Mayor Emanuel has launched several initiatives to curtail the use of flavored tobacco products. He has joined with community groups and Chicago aldermen to champion two ordinances aimed at protecting children from the tobacco industry’s strategy to have them start smoking at a young age. The first proposed ordinances would regulate e-cigarettes as “tobacco products” pending further regulations from the U.S. Food and Drug Administration (FDA). The second proposed ordinance would expand the prohibition on the sale of flavored tobacco products from 100 to 500 feet from a school.
“We applaud Mayor Emanuel’s bold efforts to protect children from the harmful use of flavored tobacco and e-cigarettes,” said Carol McGruder, Co-Chair of the African American Tobacco Control Leadership Council. “We hope other municipalities will follow Chicago’s lead and enact legislation to make sure these products do not fall into the hands of our kids.”
This action follows Mayor Emanuel calling on the Chicago Board of Health to work with the community to help identify innovative solutions to limit the use of flavored products, particularly among youth. The Chicago Board of Health and CDPH held multiple town hall meetings and launched an online web form to engage residents in conversation to reduce this preventable addiction before it becomes part of a young person’s life. Mayor Emanuel also petitioned the FDA to take serious action against flavored tobacco products. These efforts are part of Mayor Emanuel’s public health agenda, “Healthy Chicago,” which is the first-ever comprehensive plan for public health put forth by the City of Chicago.
“Mayor Emanuel has shown great leadership to reduce the use of flavored tobacco products and e-cigarettes among children,” said Phillip Gardiner, Co-Chair of the African American Tobacco Control Leadership Council. “We honor his commitment to ensuring Chicago’s youth do not start smoking, as they would be more likely to be life-long users.”
The Emanuel Administration is focused on curbing youth smoking. According to the National Youth Survey, the use of e-cigarettes among middle and high school students doubled from 2011 to 2012. Mayor Emanuel has spent his career working to curb smoking among youth. While in Congress, he co-sponsored the Family Smoking Prevention and Tobacco Control Act, which President Obama signed into law while he was working in the White House. This action provided the FDA with the authority to ban flavored cigarettes as they have been used by the tobacco industry to market to youth.
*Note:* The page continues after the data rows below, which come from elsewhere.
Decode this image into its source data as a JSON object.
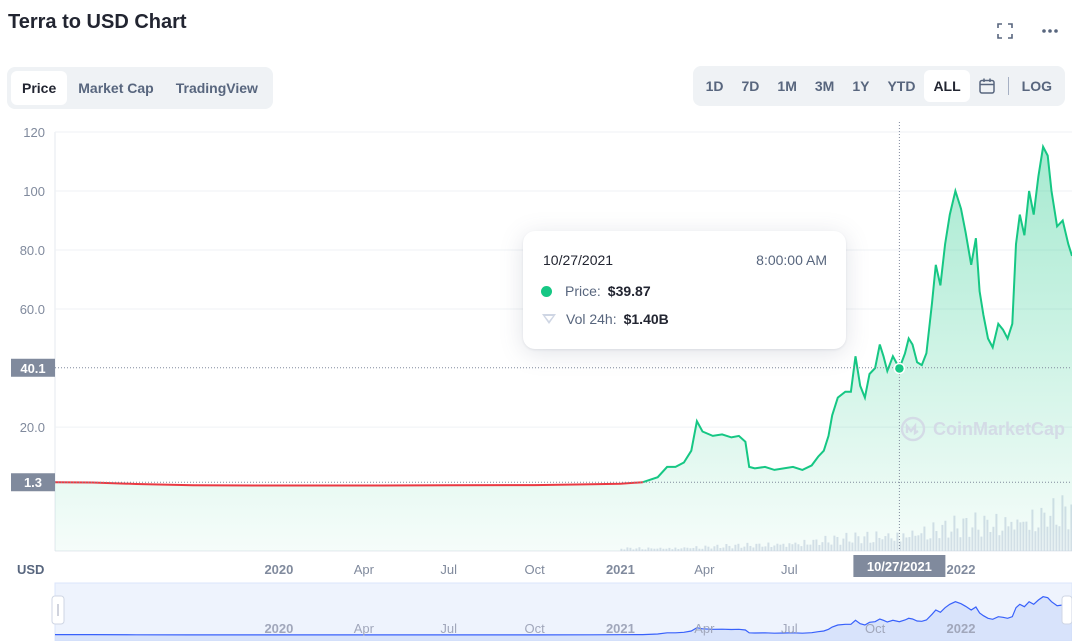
{
  "header": {
    "title": "Terra to USD Chart"
  },
  "tabs": [
    {
      "label": "Price",
      "active": true
    },
    {
      "label": "Market Cap",
      "active": false
    },
    {
      "label": "TradingView",
      "active": false
    }
  ],
  "ranges": [
    {
      "label": "1D",
      "active": false
    },
    {
      "label": "7D",
      "active": false
    },
    {
      "label": "1M",
      "active": false
    },
    {
      "label": "3M",
      "active": false
    },
    {
      "label": "1Y",
      "active": false
    },
    {
      "label": "YTD",
      "active": false
    },
    {
      "label": "ALL",
      "active": true
    }
  ],
  "log_label": "LOG",
  "icons": {
    "fullscreen": "fullscreen-icon",
    "more": "more-icon",
    "calendar": "calendar-icon",
    "logo": "coinmarketcap-logo-icon"
  },
  "colors": {
    "up": "#16c784",
    "down": "#ea3943",
    "grid": "#eff2f5",
    "axis_text": "#808a9d",
    "label_bg": "#808a9d"
  },
  "tooltip": {
    "date": "10/27/2021",
    "time": "8:00:00 AM",
    "price_label": "Price:",
    "price_value": "$39.87",
    "vol_label": "Vol 24h:",
    "vol_value": "$1.40B"
  },
  "watermark": "CoinMarketCap",
  "chart_data": {
    "type": "area",
    "ylabel": "USD",
    "y_ticks": [
      "20.0",
      "60.0",
      "80.0",
      "100",
      "120"
    ],
    "y_ticks_values": [
      20,
      60,
      80,
      100,
      120
    ],
    "ylim": [
      -22,
      120
    ],
    "x_range": [
      "2019-05-06",
      "2022-04-30"
    ],
    "x_ticks": [
      {
        "label": "2020",
        "date": "2020-01-01",
        "bold": true
      },
      {
        "label": "Apr",
        "date": "2020-04-01",
        "bold": false
      },
      {
        "label": "Jul",
        "date": "2020-07-01",
        "bold": false
      },
      {
        "label": "Oct",
        "date": "2020-10-01",
        "bold": false
      },
      {
        "label": "2021",
        "date": "2021-01-01",
        "bold": true
      },
      {
        "label": "Apr",
        "date": "2021-04-01",
        "bold": false
      },
      {
        "label": "Jul",
        "date": "2021-07-01",
        "bold": false
      },
      {
        "label": "2022",
        "date": "2022-01-01",
        "bold": true
      }
    ],
    "navigator_x_ticks": [
      {
        "label": "2020",
        "date": "2020-01-01",
        "bold": true
      },
      {
        "label": "Apr",
        "date": "2020-04-01",
        "bold": false
      },
      {
        "label": "Jul",
        "date": "2020-07-01",
        "bold": false
      },
      {
        "label": "Oct",
        "date": "2020-10-01",
        "bold": false
      },
      {
        "label": "2021",
        "date": "2021-01-01",
        "bold": true
      },
      {
        "label": "Apr",
        "date": "2021-04-01",
        "bold": false
      },
      {
        "label": "Jul",
        "date": "2021-07-01",
        "bold": false
      },
      {
        "label": "Oct",
        "date": "2021-10-01",
        "bold": false
      },
      {
        "label": "2022",
        "date": "2022-01-01",
        "bold": true
      }
    ],
    "baseline": {
      "label": "1.3",
      "value": 1.3
    },
    "crosshair": {
      "label": "40.1",
      "value": 40.1,
      "date": "2021-10-27",
      "date_label": "10/27/2021"
    },
    "series": [
      {
        "points": [
          [
            "2019-05-06",
            1.3
          ],
          [
            "2019-06-15",
            1.2
          ],
          [
            "2019-08-01",
            0.7
          ],
          [
            "2019-10-01",
            0.25
          ],
          [
            "2020-01-01",
            0.2
          ],
          [
            "2020-04-01",
            0.2
          ],
          [
            "2020-07-01",
            0.25
          ],
          [
            "2020-10-01",
            0.35
          ],
          [
            "2020-12-01",
            0.6
          ],
          [
            "2021-01-01",
            0.8
          ],
          [
            "2021-01-25",
            1.3
          ],
          [
            "2021-02-10",
            3.0
          ],
          [
            "2021-02-20",
            6.5
          ],
          [
            "2021-03-01",
            6.5
          ],
          [
            "2021-03-10",
            8.0
          ],
          [
            "2021-03-18",
            12.0
          ],
          [
            "2021-03-24",
            22.0
          ],
          [
            "2021-03-30",
            18.5
          ],
          [
            "2021-04-10",
            17.0
          ],
          [
            "2021-04-20",
            17.5
          ],
          [
            "2021-04-30",
            16.5
          ],
          [
            "2021-05-08",
            17.0
          ],
          [
            "2021-05-15",
            15.0
          ],
          [
            "2021-05-19",
            6.5
          ],
          [
            "2021-05-25",
            6.0
          ],
          [
            "2021-06-05",
            6.5
          ],
          [
            "2021-06-15",
            5.5
          ],
          [
            "2021-06-25",
            6.0
          ],
          [
            "2021-07-05",
            6.5
          ],
          [
            "2021-07-15",
            5.5
          ],
          [
            "2021-07-25",
            7.0
          ],
          [
            "2021-08-01",
            10.0
          ],
          [
            "2021-08-07",
            12.0
          ],
          [
            "2021-08-12",
            17.0
          ],
          [
            "2021-08-16",
            24.0
          ],
          [
            "2021-08-22",
            30.0
          ],
          [
            "2021-08-30",
            32.0
          ],
          [
            "2021-09-05",
            32.0
          ],
          [
            "2021-09-10",
            44.0
          ],
          [
            "2021-09-15",
            34.0
          ],
          [
            "2021-09-20",
            30.0
          ],
          [
            "2021-09-25",
            38.0
          ],
          [
            "2021-10-01",
            40.0
          ],
          [
            "2021-10-06",
            48.0
          ],
          [
            "2021-10-10",
            44.0
          ],
          [
            "2021-10-14",
            39.0
          ],
          [
            "2021-10-20",
            44.0
          ],
          [
            "2021-10-27",
            39.87
          ],
          [
            "2021-11-02",
            45.0
          ],
          [
            "2021-11-06",
            50.0
          ],
          [
            "2021-11-10",
            48.0
          ],
          [
            "2021-11-15",
            42.0
          ],
          [
            "2021-11-20",
            41.0
          ],
          [
            "2021-11-25",
            45.0
          ],
          [
            "2021-12-01",
            62.0
          ],
          [
            "2021-12-05",
            75.0
          ],
          [
            "2021-12-10",
            68.0
          ],
          [
            "2021-12-15",
            82.0
          ],
          [
            "2021-12-20",
            92.0
          ],
          [
            "2021-12-26",
            100.0
          ],
          [
            "2022-01-01",
            94.0
          ],
          [
            "2022-01-06",
            86.0
          ],
          [
            "2022-01-12",
            75.0
          ],
          [
            "2022-01-17",
            84.0
          ],
          [
            "2022-01-21",
            66.0
          ],
          [
            "2022-01-25",
            58.0
          ],
          [
            "2022-01-30",
            50.0
          ],
          [
            "2022-02-04",
            47.0
          ],
          [
            "2022-02-10",
            55.0
          ],
          [
            "2022-02-15",
            53.0
          ],
          [
            "2022-02-20",
            50.0
          ],
          [
            "2022-02-25",
            55.0
          ],
          [
            "2022-03-01",
            82.0
          ],
          [
            "2022-03-05",
            92.0
          ],
          [
            "2022-03-10",
            85.0
          ],
          [
            "2022-03-15",
            100.0
          ],
          [
            "2022-03-20",
            92.0
          ],
          [
            "2022-03-25",
            105.0
          ],
          [
            "2022-03-30",
            115.0
          ],
          [
            "2022-04-04",
            112.0
          ],
          [
            "2022-04-08",
            100.0
          ],
          [
            "2022-04-14",
            88.0
          ],
          [
            "2022-04-20",
            90.0
          ],
          [
            "2022-04-26",
            82.0
          ],
          [
            "2022-04-30",
            78.0
          ]
        ]
      }
    ]
  }
}
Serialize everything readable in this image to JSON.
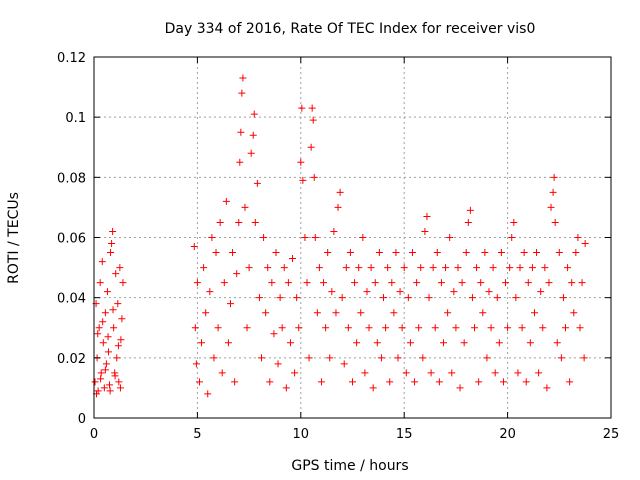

About the African American Tobacco Leadership Council
Formed in 2008, the African American Tobacco Leadership Council is comprised of nationally recognized tobacco control leaders from the fields of public health, public policy, community-based interventions, media advocacy and research. Based in California, the Council educates the African American community on tobacco use and cessation, partners with community stakeholders and public health agencies to inform and affect the direction of tobacco policy, practices and priorities, as it affects the lives of African Americans.